Closer Look at the Hunter Hoodoo at Bryce Canyon National Park
Closer Look at the Hunter Hoodoo at Bryce Canyon National Park

Agua Canyon is my next stop at Bryce Canyon National Park. I noticed that the parking here is more plentiful. I hoping that it because the view is excellent. However, it could also be because there is just more space to build a parking lot here compared to previous places. As I make my way down the mountain, there would naturally be more land to go around building parking lots on. Despite the size of the parking lot here, there weren’t that many people here at all. I don’t think it would be because it isn’t worth coming here but it is most probably because there are just less people coming to visit just before winter.
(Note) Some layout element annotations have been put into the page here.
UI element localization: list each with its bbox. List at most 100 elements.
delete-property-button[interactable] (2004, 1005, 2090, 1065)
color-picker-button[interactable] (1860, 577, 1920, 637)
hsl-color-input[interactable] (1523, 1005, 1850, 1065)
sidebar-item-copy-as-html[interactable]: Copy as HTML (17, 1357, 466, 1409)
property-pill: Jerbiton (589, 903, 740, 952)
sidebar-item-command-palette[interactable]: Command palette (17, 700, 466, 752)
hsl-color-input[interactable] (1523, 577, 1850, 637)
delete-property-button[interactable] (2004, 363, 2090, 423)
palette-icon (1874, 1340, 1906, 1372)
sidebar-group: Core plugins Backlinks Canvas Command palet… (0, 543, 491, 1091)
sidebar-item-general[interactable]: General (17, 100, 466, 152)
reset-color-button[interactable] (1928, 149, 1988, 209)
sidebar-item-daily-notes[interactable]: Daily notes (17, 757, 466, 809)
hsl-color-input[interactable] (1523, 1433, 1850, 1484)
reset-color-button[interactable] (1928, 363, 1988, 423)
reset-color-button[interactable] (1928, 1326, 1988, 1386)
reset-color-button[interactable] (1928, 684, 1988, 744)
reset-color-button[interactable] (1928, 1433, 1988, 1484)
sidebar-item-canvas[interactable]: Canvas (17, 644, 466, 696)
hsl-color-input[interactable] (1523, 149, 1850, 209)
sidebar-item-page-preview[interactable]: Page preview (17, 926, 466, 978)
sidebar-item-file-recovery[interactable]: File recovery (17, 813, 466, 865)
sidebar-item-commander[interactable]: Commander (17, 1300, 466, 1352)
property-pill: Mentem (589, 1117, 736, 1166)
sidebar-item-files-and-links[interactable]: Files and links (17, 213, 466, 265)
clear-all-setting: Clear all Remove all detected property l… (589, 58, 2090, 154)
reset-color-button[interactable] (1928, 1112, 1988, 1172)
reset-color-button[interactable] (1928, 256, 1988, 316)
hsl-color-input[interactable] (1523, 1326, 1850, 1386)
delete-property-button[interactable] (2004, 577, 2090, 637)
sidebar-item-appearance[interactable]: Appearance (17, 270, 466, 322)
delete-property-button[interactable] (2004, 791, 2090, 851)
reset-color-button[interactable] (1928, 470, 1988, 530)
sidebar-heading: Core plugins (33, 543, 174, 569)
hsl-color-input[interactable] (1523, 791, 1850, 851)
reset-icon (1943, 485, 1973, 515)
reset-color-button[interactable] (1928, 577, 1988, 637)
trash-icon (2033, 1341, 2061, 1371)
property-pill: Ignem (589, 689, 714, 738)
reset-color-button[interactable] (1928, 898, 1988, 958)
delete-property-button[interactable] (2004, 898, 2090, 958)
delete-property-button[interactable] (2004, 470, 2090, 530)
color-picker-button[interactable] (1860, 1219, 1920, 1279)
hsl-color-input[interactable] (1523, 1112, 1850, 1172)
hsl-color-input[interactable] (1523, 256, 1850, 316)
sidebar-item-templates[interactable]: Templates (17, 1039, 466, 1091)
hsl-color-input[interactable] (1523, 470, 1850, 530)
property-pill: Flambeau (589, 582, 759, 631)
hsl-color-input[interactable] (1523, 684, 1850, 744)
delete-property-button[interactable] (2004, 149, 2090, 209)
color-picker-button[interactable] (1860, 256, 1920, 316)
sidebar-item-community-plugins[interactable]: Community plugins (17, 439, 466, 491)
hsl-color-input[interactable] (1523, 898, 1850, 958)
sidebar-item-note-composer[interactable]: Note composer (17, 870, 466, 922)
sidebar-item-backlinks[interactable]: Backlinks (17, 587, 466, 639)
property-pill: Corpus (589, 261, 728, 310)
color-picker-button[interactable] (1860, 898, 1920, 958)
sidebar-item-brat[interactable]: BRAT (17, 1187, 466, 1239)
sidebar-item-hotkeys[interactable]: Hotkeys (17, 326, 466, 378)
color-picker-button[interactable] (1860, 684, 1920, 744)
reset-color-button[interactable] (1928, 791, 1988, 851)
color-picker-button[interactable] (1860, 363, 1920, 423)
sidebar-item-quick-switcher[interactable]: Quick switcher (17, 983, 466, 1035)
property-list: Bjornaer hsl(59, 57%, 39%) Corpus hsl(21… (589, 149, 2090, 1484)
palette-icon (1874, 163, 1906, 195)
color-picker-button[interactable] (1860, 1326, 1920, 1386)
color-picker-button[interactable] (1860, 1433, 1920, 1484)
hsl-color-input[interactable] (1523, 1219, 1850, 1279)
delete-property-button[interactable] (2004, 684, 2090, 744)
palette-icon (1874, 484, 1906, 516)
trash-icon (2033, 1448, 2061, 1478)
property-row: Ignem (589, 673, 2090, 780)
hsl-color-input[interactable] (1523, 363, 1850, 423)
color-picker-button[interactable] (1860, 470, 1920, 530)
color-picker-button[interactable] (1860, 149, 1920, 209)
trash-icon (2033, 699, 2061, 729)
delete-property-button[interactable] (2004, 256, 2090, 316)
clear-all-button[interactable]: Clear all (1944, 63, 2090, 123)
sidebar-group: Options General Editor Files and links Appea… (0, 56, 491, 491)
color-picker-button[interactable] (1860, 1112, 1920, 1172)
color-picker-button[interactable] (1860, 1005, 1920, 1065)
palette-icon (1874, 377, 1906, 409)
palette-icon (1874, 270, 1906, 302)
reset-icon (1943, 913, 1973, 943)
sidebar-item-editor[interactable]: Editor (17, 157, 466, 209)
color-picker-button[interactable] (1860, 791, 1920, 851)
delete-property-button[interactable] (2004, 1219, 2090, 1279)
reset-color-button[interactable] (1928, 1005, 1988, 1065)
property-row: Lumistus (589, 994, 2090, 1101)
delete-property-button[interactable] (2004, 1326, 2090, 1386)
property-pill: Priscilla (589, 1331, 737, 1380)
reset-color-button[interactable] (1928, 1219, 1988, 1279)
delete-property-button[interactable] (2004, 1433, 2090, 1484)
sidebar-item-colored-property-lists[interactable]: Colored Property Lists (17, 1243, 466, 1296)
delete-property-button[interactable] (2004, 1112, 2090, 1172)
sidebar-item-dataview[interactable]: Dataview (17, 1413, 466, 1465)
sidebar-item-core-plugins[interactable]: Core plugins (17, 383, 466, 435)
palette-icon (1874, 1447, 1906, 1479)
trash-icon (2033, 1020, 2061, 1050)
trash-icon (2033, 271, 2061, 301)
Hunter at the Bryce Canyon National Park
Hunter at the Bryce Canyon National Park

This viewpoint overlooks what is named Agua Canyon. What is most prominent here is the presence of a hoodoo which is named the Hunter. There is a smaller one here which is named the Rabbit. I don’t know why they were named as such since I don’t see the resemblance. The trouble with naming features exposed to the elements is that they can change over time. It might be true that they used to look like a hunter and a rabbit, but it sure doesn’t look like it now. It is also here that I got a better look at a hoodoo. I’m no geologist since all I can see it a sandstone pillar but there are geological processes which happened here to produce that. In the timescale of short lived humans, it almost looks like these features have been like that ever since.